Enterrada con un libro de recetas…

¿Y si el
Libro de las Lunas
estuviera enterrado en algún sitio? ¿Y si algunas personas lo ocultaron para que no fuera encontrado jamás? Y tal vez había sido Genevieve, la persona que conocía el poder del libro mejor que nadie.

Lena, creo que sé dónde está el libro
.

Hubo silencio durante unos segundos, pero enseguida ella encontró un camino hasta mi mente.

¿Qué dices?

Genevieve tiene el Libro de las Lunas, o eso creo.

Está muerta.

Lo sé.

Entonces, ¿qué pretendes decir, Ethan?

Tengo la impresión de que ya sabes a qué me refiero.

Harlon James
se subió de un salto a la mesa y puso un gesto de pena. Aún llevaba la pata vendada.

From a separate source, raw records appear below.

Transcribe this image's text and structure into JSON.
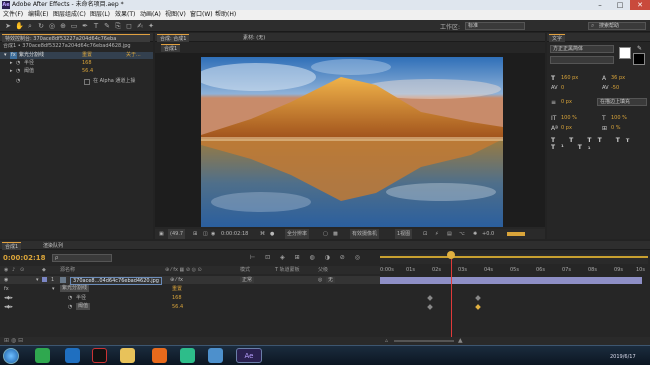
{
  "window": {
    "app_title": "Adobe After Effects - 未命名项目.aep *",
    "min": "–",
    "max": "□",
    "close": "✕"
  },
  "menu": [
    "文件(F)",
    "编辑(E)",
    "图层组成(C)",
    "图层(L)",
    "效果(T)",
    "动画(A)",
    "视图(V)",
    "窗口(W)",
    "帮助(H)"
  ],
  "toolbar": {
    "workspace_label": "工作区:",
    "workspace_value": "标准",
    "search_placeholder": "搜索帮助"
  },
  "effects_panel": {
    "tab_label": "特效控制台: 370ace8df53227a204d64c76eba",
    "breadcrumb": "合成1 • 370ace8df53227a204d64c76ebad4628.jpg",
    "effect_name": "紫光分割线",
    "reset": "重置",
    "about": "关于...",
    "params": [
      {
        "name": "半径",
        "value": "168"
      },
      {
        "name": "阈值",
        "value": "56.4"
      }
    ],
    "option_label": "在 Alpha 通道上操"
  },
  "comp_panel": {
    "tab_label": "合成: 合成1",
    "layer_tab": "素材: (无)",
    "subtab": "合成1",
    "zoom": "(49.7",
    "timecode": "0:00:02:18",
    "resolution": "全分辨率",
    "camera": "有效摄像机",
    "views": "1视图",
    "exposure": "+0.0"
  },
  "char_panel": {
    "tab_label": "文字",
    "font": "方正正黑简体",
    "style": "",
    "size": "160 px",
    "leading": "36 px",
    "tracking": "0",
    "kerning": "-50",
    "stroke": "0 px",
    "stroke_mode": "在描边上填充",
    "vscale": "100 %",
    "hscale": "100 %",
    "baseline": "0 px",
    "tsume": "0 %"
  },
  "timeline": {
    "tabs": [
      "合成1",
      "渲染队列"
    ],
    "timecode": "0:00:02:18",
    "search_placeholder": "ρ",
    "header_source": "源名称",
    "header_mode": "模式",
    "header_trkmat": "T  轨道蒙板",
    "header_parent": "父级",
    "layer_number": "1",
    "layer_name": "370ace8...04d64c76ebad4620.jpg",
    "layer_mode": "正常",
    "layer_parent": "无",
    "effect_name": "紫光分割线",
    "effect_reset": "重置",
    "params": [
      {
        "name": "半径",
        "value": "168"
      },
      {
        "name": "阈值",
        "value": "56.4"
      }
    ],
    "ruler": [
      "0:00s",
      "01s",
      "02s",
      "03s",
      "04s",
      "05s",
      "06s",
      "07s",
      "08s",
      "09s",
      "10s"
    ]
  },
  "taskbar": {
    "date": "2019/6/17"
  }
}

La tía Mercy empezó a darle trocitos de chocolate que iba sacando de la caja.

—¡No le des chocolate al perro, Mercy! Vas a matarle. Lo vi en
El show de Oprah
. Dijeron que había que tener cuidado con el chocolate, ¿o fue con la salsa de cebolla?

—Ethan, ¿te importaría traerme los toffees? —pidió la tía Mercy—. ¿Ethan?

Pero yo ya no la escuchaba. Me estaba rompiendo la cabeza pensando en el mejor modo de exhumar una tumba.